Em sua primeira semana, Power Couple Brasil já revelou ter sido planejado com cuidado para que todos estes elementos sejam oferecidos ao espectador. Vejamos: são 11 casais com graus de carisma variados, mas com algo em comum, que é uma tendência à flor da pele para tornarem-se competitivos e começarem a expor suas intimidades. As provas, como notou o colunista Chico Barney, são um tanto cretinas, e reforçam visões bem estereotipadas das aptidões de cada gênero: mulheres não servem para as tarefas domésticas, como trocar chuveiro, e os homens não entendem por que as mulheres carregam tantas tralhas nas bolsas. O apresentador, Roberto Justus, é um personagem situado nesta zona conflituosa entre um homem bem-sucedido nos negócios/personagem sintomático da TV trash.
Se o grande sabor dos reality shows está na caça de pequenas gotas de realidade que eventualmente surgem quando as pessoas esquecem que estão sendo filmadas, a primeira semana de Power Couple Brasil já trouxe alguns aperitivos de que, a princípio, estes casais se comprometem a revelar-se no seu pior retrato.
Além disso, a edição favorece este sabor de divertimento de má qualidade. Nas interações entre os casais, são destacadas justamente os desajustes que logo mais poderão levar a barracos. Tem algo parecido no deleite de ver Power Couple com o de assistir a programas como Casos de Família, no SBT: a impressão de que uma explosão está sempre prestes a acontecer – com a diferença que, no caso do reality da Record, temos uma sensação um pouquinho maior de autenticidade.
Se, conforme já dito nesta coluna, o grande sabor dos reality shows está na caça de pequenas gotas de realidade que eventualmente surgem quando as pessoas esquecem que estão sendo filmadas, a primeira semana de Power Couple Brasil já trouxe alguns aperitivos de que, a princípio, estes casais se comprometem a revelar-se no seu pior retrato – naquilo que é escondido entre as quatro paredes. O casal Sylvinho Blau Blau e Ana Paula, por exemplo, não esconde o desgaste, e define sua convivência em “vinte anos de desafinidades”. Já Diego Cristo apresentou sua mulher, Lorena, como um “trem desgovernado”. Ambos são “famosos” por terem participado antes de A Fazenda, outro programa sintomático deste filão do entretenimento.

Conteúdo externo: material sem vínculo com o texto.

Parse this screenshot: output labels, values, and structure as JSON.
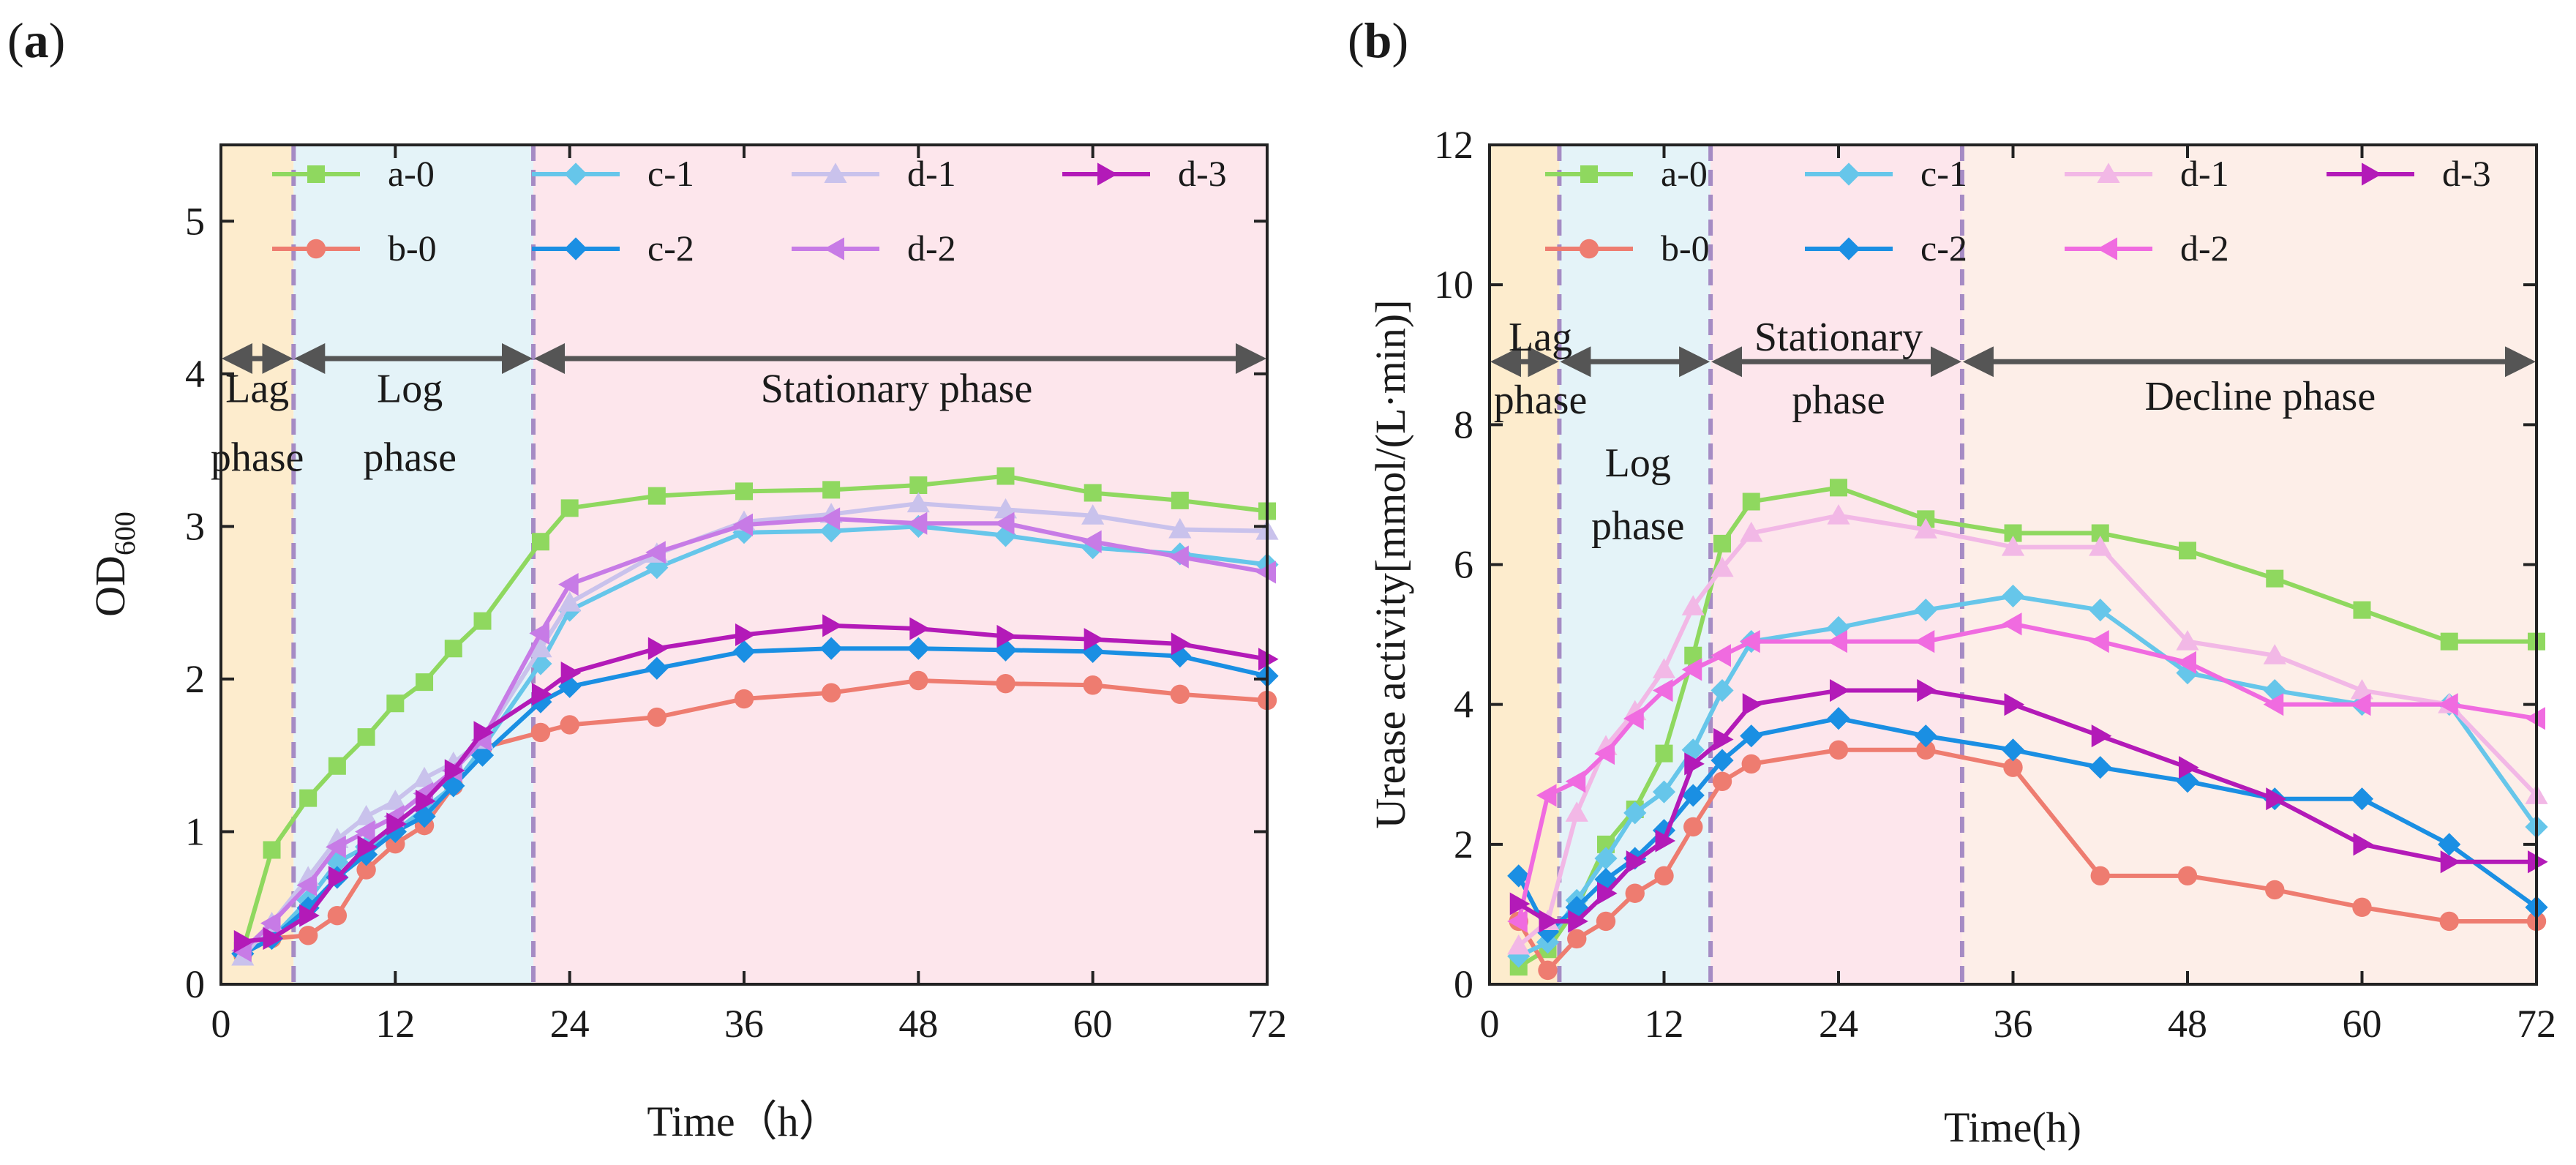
{
  "chart_data": [
    {
      "type": "line",
      "panel_label": "(a)",
      "panel_letter": "a",
      "xlabel": "Time（h）",
      "ylabel_main": "OD",
      "ylabel_sub": "600",
      "xlim": [
        0,
        72
      ],
      "ylim": [
        0,
        5.5
      ],
      "xticks": [
        0,
        12,
        24,
        36,
        48,
        60,
        72
      ],
      "yticks": [
        0,
        1,
        2,
        3,
        4,
        5
      ],
      "legend_position": "top",
      "phase_arrow_y": 4.1,
      "phases": [
        {
          "name": "Lag phase",
          "lines": [
            "Lag",
            "phase"
          ],
          "x0": 0,
          "x1": 5,
          "color": "#fdeccd",
          "label_x": 2.5,
          "label_ys": [
            3.9,
            3.45
          ]
        },
        {
          "name": "Log phase",
          "lines": [
            "Log",
            "phase"
          ],
          "x0": 5,
          "x1": 21.5,
          "color": "#e4f3f8",
          "label_x": 13,
          "label_ys": [
            3.9,
            3.45
          ]
        },
        {
          "name": "Stationary phase",
          "lines": [
            "Stationary phase"
          ],
          "x0": 21.5,
          "x1": 72,
          "color": "#fde6ec",
          "label_x": 46.5,
          "label_ys": [
            3.9
          ]
        }
      ],
      "boundaries": [
        5,
        21.5
      ],
      "series": [
        {
          "name": "a-0",
          "color": "#8fd85f",
          "marker": "square",
          "x": [
            1.5,
            3.5,
            6,
            8,
            10,
            12,
            14,
            16,
            18,
            22,
            24,
            30,
            36,
            42,
            48,
            54,
            60,
            66,
            72
          ],
          "y": [
            0.22,
            0.88,
            1.22,
            1.43,
            1.62,
            1.84,
            1.98,
            2.2,
            2.38,
            2.9,
            3.12,
            3.2,
            3.23,
            3.24,
            3.27,
            3.33,
            3.22,
            3.17,
            3.1
          ]
        },
        {
          "name": "b-0",
          "color": "#ee7c70",
          "marker": "circle",
          "x": [
            1.5,
            3.5,
            6,
            8,
            10,
            12,
            14,
            16,
            18,
            22,
            24,
            30,
            36,
            42,
            48,
            54,
            60,
            66,
            72
          ],
          "y": [
            0.2,
            0.3,
            0.32,
            0.45,
            0.75,
            0.92,
            1.04,
            1.3,
            1.55,
            1.65,
            1.7,
            1.75,
            1.87,
            1.91,
            1.99,
            1.97,
            1.96,
            1.9,
            1.86
          ]
        },
        {
          "name": "c-1",
          "color": "#66c6ea",
          "marker": "diamond",
          "x": [
            1.5,
            3.5,
            6,
            8,
            10,
            12,
            14,
            16,
            18,
            22,
            24,
            30,
            36,
            42,
            48,
            54,
            60,
            66,
            72
          ],
          "y": [
            0.2,
            0.3,
            0.55,
            0.8,
            0.9,
            1.0,
            1.15,
            1.3,
            1.55,
            2.1,
            2.45,
            2.73,
            2.96,
            2.97,
            3.0,
            2.94,
            2.86,
            2.82,
            2.75
          ]
        },
        {
          "name": "c-2",
          "color": "#1a8fe3",
          "marker": "diamond",
          "x": [
            1.5,
            3.5,
            6,
            8,
            10,
            12,
            14,
            16,
            18,
            22,
            24,
            30,
            36,
            42,
            48,
            54,
            60,
            66,
            72
          ],
          "y": [
            0.2,
            0.3,
            0.5,
            0.7,
            0.85,
            1.0,
            1.1,
            1.3,
            1.5,
            1.85,
            1.95,
            2.07,
            2.18,
            2.2,
            2.2,
            2.19,
            2.18,
            2.15,
            2.02
          ]
        },
        {
          "name": "d-1",
          "color": "#c9c2ec",
          "marker": "triangle-up",
          "x": [
            1.5,
            3.5,
            6,
            8,
            10,
            12,
            14,
            16,
            18,
            22,
            24,
            30,
            36,
            42,
            48,
            54,
            60,
            66,
            72
          ],
          "y": [
            0.18,
            0.4,
            0.7,
            0.95,
            1.1,
            1.2,
            1.35,
            1.45,
            1.6,
            2.2,
            2.5,
            2.82,
            3.03,
            3.08,
            3.15,
            3.11,
            3.07,
            2.98,
            2.97
          ]
        },
        {
          "name": "d-2",
          "color": "#c77be6",
          "marker": "triangle-left",
          "x": [
            1.5,
            3.5,
            6,
            8,
            10,
            12,
            14,
            16,
            18,
            22,
            24,
            30,
            36,
            42,
            48,
            54,
            60,
            66,
            72
          ],
          "y": [
            0.22,
            0.4,
            0.65,
            0.9,
            1.0,
            1.1,
            1.25,
            1.4,
            1.6,
            2.3,
            2.62,
            2.83,
            3.01,
            3.05,
            3.02,
            3.02,
            2.9,
            2.8,
            2.7
          ]
        },
        {
          "name": "d-3",
          "color": "#b31ab8",
          "marker": "triangle-right",
          "x": [
            1.5,
            3.5,
            6,
            8,
            10,
            12,
            14,
            16,
            18,
            22,
            24,
            30,
            36,
            42,
            48,
            54,
            60,
            66,
            72
          ],
          "y": [
            0.28,
            0.3,
            0.45,
            0.7,
            0.9,
            1.05,
            1.2,
            1.4,
            1.65,
            1.9,
            2.04,
            2.2,
            2.29,
            2.35,
            2.33,
            2.28,
            2.26,
            2.23,
            2.13
          ]
        }
      ]
    },
    {
      "type": "line",
      "panel_label": "(b)",
      "panel_letter": "b",
      "xlabel": "Time(h)",
      "ylabel_main": "Urease activity[mmol/(L·min)]",
      "ylabel_sub": "",
      "xlim": [
        0,
        72
      ],
      "ylim": [
        0,
        12
      ],
      "xticks": [
        0,
        12,
        24,
        36,
        48,
        60,
        72
      ],
      "yticks": [
        0,
        2,
        4,
        6,
        8,
        10,
        12
      ],
      "legend_position": "top",
      "phase_arrow_y": 8.9,
      "phases": [
        {
          "name": "Lag phase",
          "lines": [
            "Lag",
            "phase"
          ],
          "x0": 0,
          "x1": 4.8,
          "color": "#fdeccd",
          "label_x": 3.5,
          "label_ys": [
            9.25,
            8.35
          ]
        },
        {
          "name": "Log phase",
          "lines": [
            "Log",
            "phase"
          ],
          "x0": 4.8,
          "x1": 15.2,
          "color": "#e4f3f8",
          "label_x": 10.2,
          "label_ys": [
            7.45,
            6.55
          ]
        },
        {
          "name": "Stationary phase",
          "lines": [
            "Stationary",
            "phase"
          ],
          "x0": 15.2,
          "x1": 32.5,
          "color": "#fde6ec",
          "label_x": 24,
          "label_ys": [
            9.25,
            8.35
          ]
        },
        {
          "name": "Decline phase",
          "lines": [
            "Decline phase"
          ],
          "x0": 32.5,
          "x1": 72,
          "color": "#fdeee8",
          "label_x": 53,
          "label_ys": [
            8.4
          ]
        }
      ],
      "boundaries": [
        4.8,
        15.2,
        32.5
      ],
      "series": [
        {
          "name": "a-0",
          "color": "#8fd85f",
          "marker": "square",
          "x": [
            2,
            4,
            6,
            8,
            10,
            12,
            14,
            16,
            18,
            24,
            30,
            36,
            42,
            48,
            54,
            60,
            66,
            72
          ],
          "y": [
            0.25,
            0.5,
            1.1,
            2.0,
            2.5,
            3.3,
            4.7,
            6.3,
            6.9,
            7.1,
            6.65,
            6.45,
            6.45,
            6.2,
            5.8,
            5.35,
            4.9,
            4.9
          ]
        },
        {
          "name": "b-0",
          "color": "#ee7c70",
          "marker": "circle",
          "x": [
            2,
            4,
            6,
            8,
            10,
            12,
            14,
            16,
            18,
            24,
            30,
            36,
            42,
            48,
            54,
            60,
            66,
            72
          ],
          "y": [
            0.9,
            0.2,
            0.65,
            0.9,
            1.3,
            1.55,
            2.25,
            2.9,
            3.15,
            3.35,
            3.35,
            3.1,
            1.55,
            1.55,
            1.35,
            1.1,
            0.9,
            0.9
          ]
        },
        {
          "name": "c-1",
          "color": "#66c6ea",
          "marker": "diamond",
          "x": [
            2,
            4,
            6,
            8,
            10,
            12,
            14,
            16,
            18,
            24,
            30,
            36,
            42,
            48,
            54,
            60,
            66,
            72
          ],
          "y": [
            0.4,
            0.6,
            1.2,
            1.8,
            2.45,
            2.75,
            3.35,
            4.2,
            4.9,
            5.1,
            5.35,
            5.55,
            5.35,
            4.45,
            4.2,
            4.0,
            4.0,
            2.25
          ]
        },
        {
          "name": "c-2",
          "color": "#1a8fe3",
          "marker": "diamond",
          "x": [
            2,
            4,
            6,
            8,
            10,
            12,
            14,
            16,
            18,
            24,
            30,
            36,
            42,
            48,
            54,
            60,
            66,
            72
          ],
          "y": [
            1.55,
            0.75,
            1.1,
            1.5,
            1.8,
            2.2,
            2.7,
            3.2,
            3.55,
            3.8,
            3.55,
            3.35,
            3.1,
            2.9,
            2.65,
            2.65,
            2.0,
            1.1
          ]
        },
        {
          "name": "d-1",
          "color": "#f2b8e6",
          "marker": "triangle-up",
          "x": [
            2,
            4,
            6,
            8,
            10,
            12,
            14,
            16,
            18,
            24,
            30,
            36,
            42,
            48,
            54,
            60,
            66,
            72
          ],
          "y": [
            0.55,
            0.9,
            2.45,
            3.4,
            3.9,
            4.5,
            5.4,
            5.95,
            6.45,
            6.7,
            6.5,
            6.25,
            6.25,
            4.9,
            4.7,
            4.2,
            4.0,
            2.7
          ]
        },
        {
          "name": "d-2",
          "color": "#f06be0",
          "marker": "triangle-left",
          "x": [
            2,
            4,
            6,
            8,
            10,
            12,
            14,
            16,
            18,
            24,
            30,
            36,
            42,
            48,
            54,
            60,
            66,
            72
          ],
          "y": [
            0.9,
            2.7,
            2.9,
            3.3,
            3.8,
            4.2,
            4.5,
            4.7,
            4.9,
            4.9,
            4.9,
            5.15,
            4.9,
            4.6,
            4.0,
            4.0,
            4.0,
            3.8
          ]
        },
        {
          "name": "d-3",
          "color": "#b31ab8",
          "marker": "triangle-right",
          "x": [
            2,
            4,
            6,
            8,
            10,
            12,
            14,
            16,
            18,
            24,
            30,
            36,
            42,
            48,
            54,
            60,
            66,
            72
          ],
          "y": [
            1.15,
            0.9,
            0.9,
            1.3,
            1.75,
            2.05,
            3.15,
            3.5,
            4.0,
            4.2,
            4.2,
            4.0,
            3.55,
            3.1,
            2.65,
            2.0,
            1.75,
            1.75
          ]
        }
      ]
    }
  ]
}
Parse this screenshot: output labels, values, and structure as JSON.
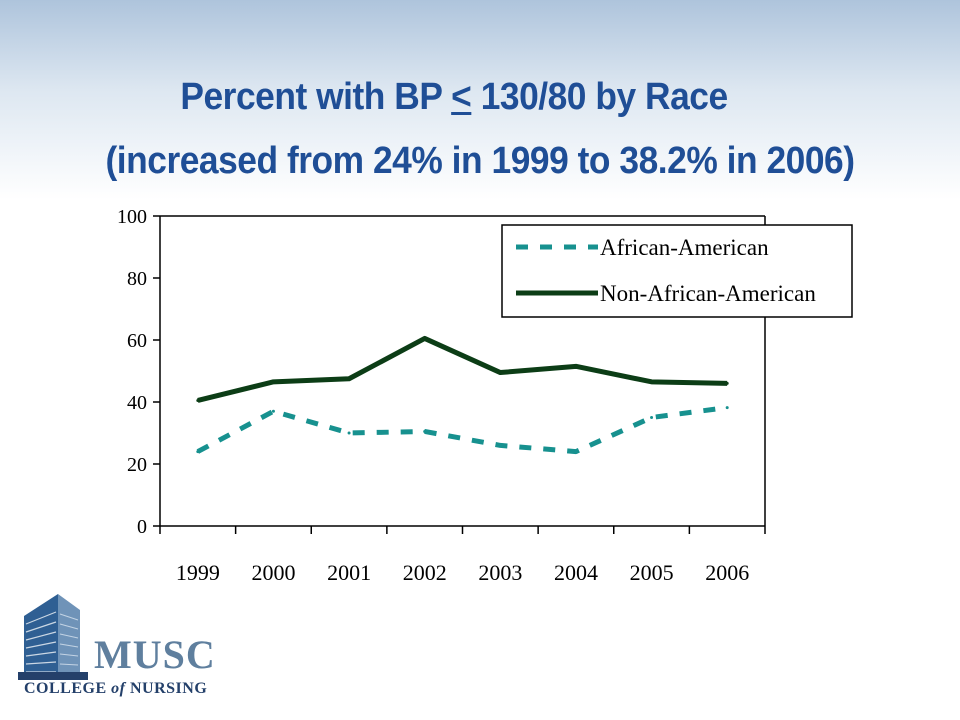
{
  "slide": {
    "title_prefix": "Percent with BP ",
    "title_symbol": "<",
    "title_suffix": " 130/80 by Race",
    "subtitle": "(increased from 24% in 1999 to 38.2% in 2006)"
  },
  "logo": {
    "name": "MUSC",
    "sub_a": "COLLEGE ",
    "sub_of": "of",
    "sub_b": " NURSING"
  },
  "colors": {
    "title": "#1f4e96",
    "african_american": "#17918f",
    "non_african_american": "#0c3d16"
  },
  "chart_data": {
    "type": "line",
    "categories": [
      "1999",
      "2000",
      "2001",
      "2002",
      "2003",
      "2004",
      "2005",
      "2006"
    ],
    "ylim": [
      0,
      100
    ],
    "yticks": [
      "0",
      "20",
      "40",
      "60",
      "80",
      "100"
    ],
    "legend_position": "top-right",
    "series": [
      {
        "name": "African-American",
        "style": "dashed",
        "values": [
          24,
          37,
          30,
          30.5,
          26,
          24,
          35,
          38.2
        ]
      },
      {
        "name": "Non-African-American",
        "style": "solid",
        "values": [
          40.5,
          46.5,
          47.5,
          60.5,
          49.5,
          51.5,
          46.5,
          46
        ]
      }
    ]
  }
}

Mas talvez o personagem mais esperado de Power Couple Brasil – e que pode configurar a grande estrela do programa – é o ex-Polegar Rafael Ilha. Sua trajetória foi inteiramente televisionada: foi na TV que acompanhamos a ascensão e queda de Rafael, de participante de boy band brasileira a ex-famoso que se afundou no mundo das drogas mais pesadas, como o crack. Assim, Rafael, de certa maneira, é por si mesmo um programa específico, com uma narrativa irresistível: a de alguém que desce ao inferno e volta para contar a própria história.
Tal como ocorre com o jogador Edmundo e sua narrativa da culpa, Rafael personifica o indivíduo ferido, quebrado. O que deve torná-lo ainda mais atraente aos espectadores é a constatação de que ele não nega esta marca e, de fato, carrega-a no corpo e na sua fala. Já no primeiro episódio, Rafael fez piada sobre a obrigatoriedade de conviver na mesma casa com outros casais: “não tenho problema com confinamentos. Já passei por confinamentos bem piores”, brincou, fazendo referência às diversas vezes em que foi preso em razão de seu envolvimento com drogas. Não há como desligar a TV quando um personagem como este vem à tela.
Power Couple Brasil, portanto, é um produto perfeitamente adequado ao entretenimento que consideramos de má qualidade e, por isso mesmo, a que assumimos assistir por meio de uma espécie de “culto” informal. Se isto parece mais inviável em outros produtos de mídia – é mais difícil, por exemplo, declarar que gastamos tempo consumindo baixa literatura –, isso se dá pelo fato de que associamos à própria natureza da TV como um espaço apropriado para expiar o nosso mau gosto.